Effects of Broad-Spectrum Antimycobacterial Therapy on Chronic Pulmonary Sarcoidosis

Main Article Content

Wonder Drake
B. W. Richmond
K. Oswald-Richter
C. Yu
J. M. Isom
J. A. Worrell
R. Shipl


sarcoidosis, Clinical trial, antibiotics



Sarcoidosis is an idiopathic, granulomatous disease for which molecular and immunologic studies  have shown an association between it and mycobacterial antigens.  Microbial antigens can reduce expression of the tyrosine kinase Lck, which has been associated with sarcoidosis severity.  Here we investigate the efficacy of Concomitant Levofloxacin, Ethambutol, Azithromycin, and Rifampin (the CLEAR regimen) for treatment of chronic, pulmonary sarcoidosis.

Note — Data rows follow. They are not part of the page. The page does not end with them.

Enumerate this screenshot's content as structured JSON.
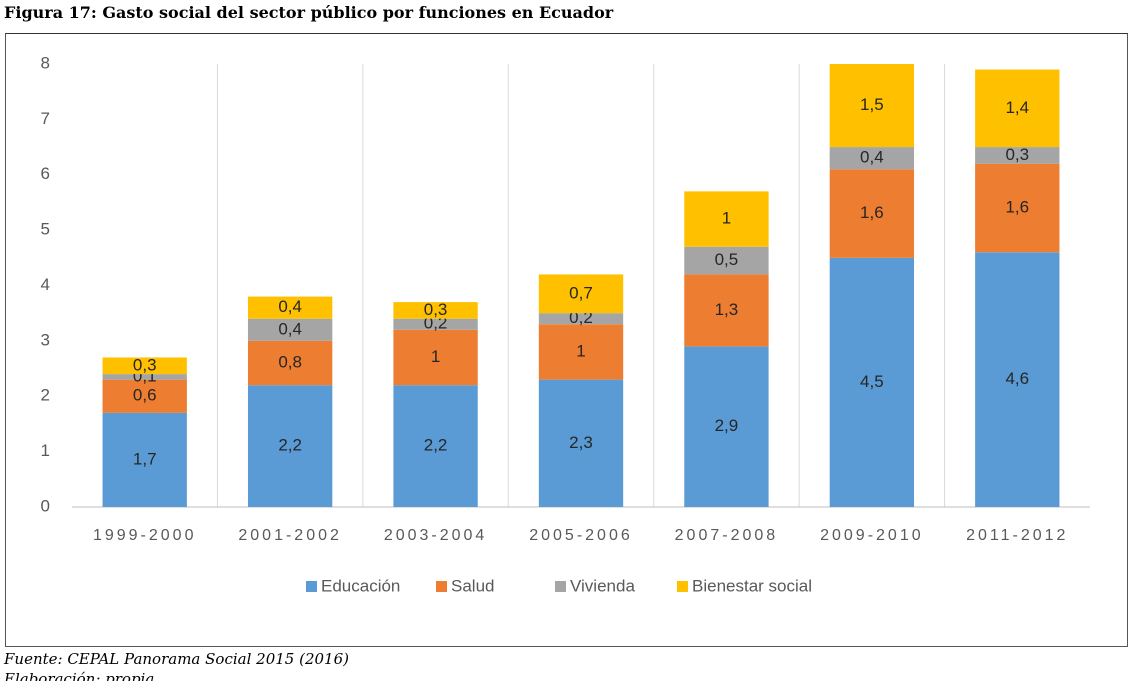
{
  "chart_data": {
    "type": "stacked_bar",
    "title": "Figura 17: Gasto social del sector público por funciones en Ecuador",
    "notes": [
      "Fuente: CEPAL Panorama Social 2015 (2016)",
      "Elaboración: propia"
    ],
    "categories": [
      "1999-2000",
      "2001-2002",
      "2003-2004",
      "2005-2006",
      "2007-2008",
      "2009-2010",
      "2011-2012"
    ],
    "series": [
      {
        "name": "Educación",
        "color": "#5b9bd5",
        "values": [
          1.7,
          2.2,
          2.2,
          2.3,
          2.9,
          4.5,
          4.6
        ],
        "value_labels": [
          "1,7",
          "2,2",
          "2,2",
          "2,3",
          "2,9",
          "4,5",
          "4,6"
        ]
      },
      {
        "name": "Salud",
        "color": "#ed7d31",
        "values": [
          0.6,
          0.8,
          1,
          1,
          1.3,
          1.6,
          1.6
        ],
        "value_labels": [
          "0,6",
          "0,8",
          "1",
          "1",
          "1,3",
          "1,6",
          "1,6"
        ]
      },
      {
        "name": "Vivienda",
        "color": "#a5a5a5",
        "values": [
          0.1,
          0.4,
          0.2,
          0.2,
          0.5,
          0.4,
          0.3
        ],
        "value_labels": [
          "0,1",
          "0,4",
          "0,2",
          "0,2",
          "0,5",
          "0,4",
          "0,3"
        ]
      },
      {
        "name": "Bienestar social",
        "color": "#ffc000",
        "values": [
          0.3,
          0.4,
          0.3,
          0.7,
          1,
          1.5,
          1.4
        ],
        "value_labels": [
          "0,3",
          "0,4",
          "0,3",
          "0,7",
          "1",
          "1,5",
          "1,4"
        ]
      }
    ],
    "ylim": [
      0,
      8
    ],
    "yticks": [
      0,
      1,
      2,
      3,
      4,
      5,
      6,
      7,
      8
    ],
    "legend": "bottom"
  }
}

Fifteen chronic, pulmonary sarcoidosis patients with forced vital capacities (FVC) between 45-80% of predicted were enrolled in this open-label trial.  The primary efficacy endpoint was change in absolute FVC from baseline to completion of therapy.  Secondary endpoints were change in functional capacity measured by Six Minute Walk Distance (6MWD) and quality of life assessment measured by St. George’s Respiratory Questionnaire (SGRQ).

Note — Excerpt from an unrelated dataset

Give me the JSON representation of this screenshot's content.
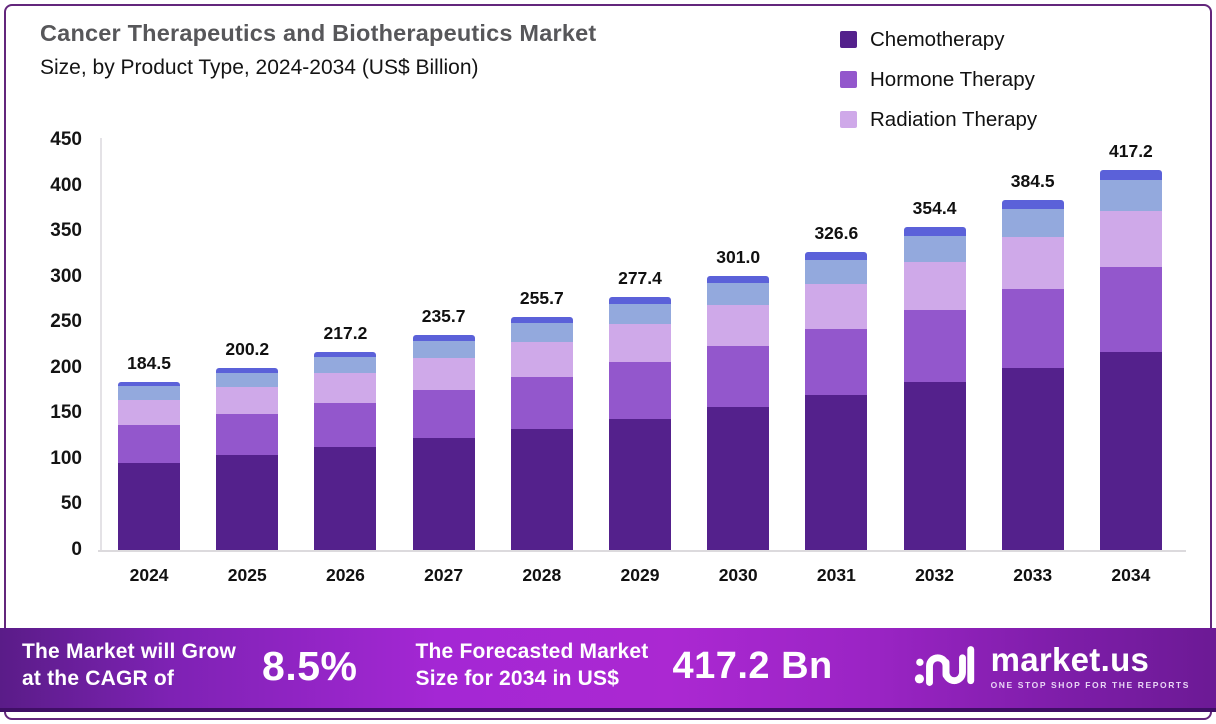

Of 15 patients enrolled, 11 completed 4 weeks of therapy, and 8 completed 8 weeks of therapy.  The CLEAR regimen was associated with an increase in FVC of 0.23 liters at 4 weeks and 0.42 liters at 8 weeks (P=0.0098 and 0.016, respectively).  The 6MWD increased by 87 meters from baseline to 8 weeks (p=0.0078).  The mean score of the validated SGRQ was improved at 8 weeks over baseline (p=0.023).  Normalized expression of Lck and NF-κB was observed in those with clinical improvement.

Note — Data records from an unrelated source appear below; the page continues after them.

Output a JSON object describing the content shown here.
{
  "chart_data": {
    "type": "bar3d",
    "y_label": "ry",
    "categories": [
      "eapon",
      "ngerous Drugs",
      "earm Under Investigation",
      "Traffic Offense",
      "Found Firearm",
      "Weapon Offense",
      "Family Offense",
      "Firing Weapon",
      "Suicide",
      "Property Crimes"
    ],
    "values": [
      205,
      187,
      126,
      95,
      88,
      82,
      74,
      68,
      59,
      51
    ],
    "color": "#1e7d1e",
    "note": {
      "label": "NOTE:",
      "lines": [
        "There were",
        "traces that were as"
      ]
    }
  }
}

The CLEAR regimen is associated with improved absolute FVC, as well as increased functional capacity and quality-of-life in selected chronic pulmonary sarcoidosis patients.  Larger, randomized, controlled trials are needed to confirm these findings and to identify patients most likely to benefit from therapy.


ClinicalTrials.gov number NCT01169038.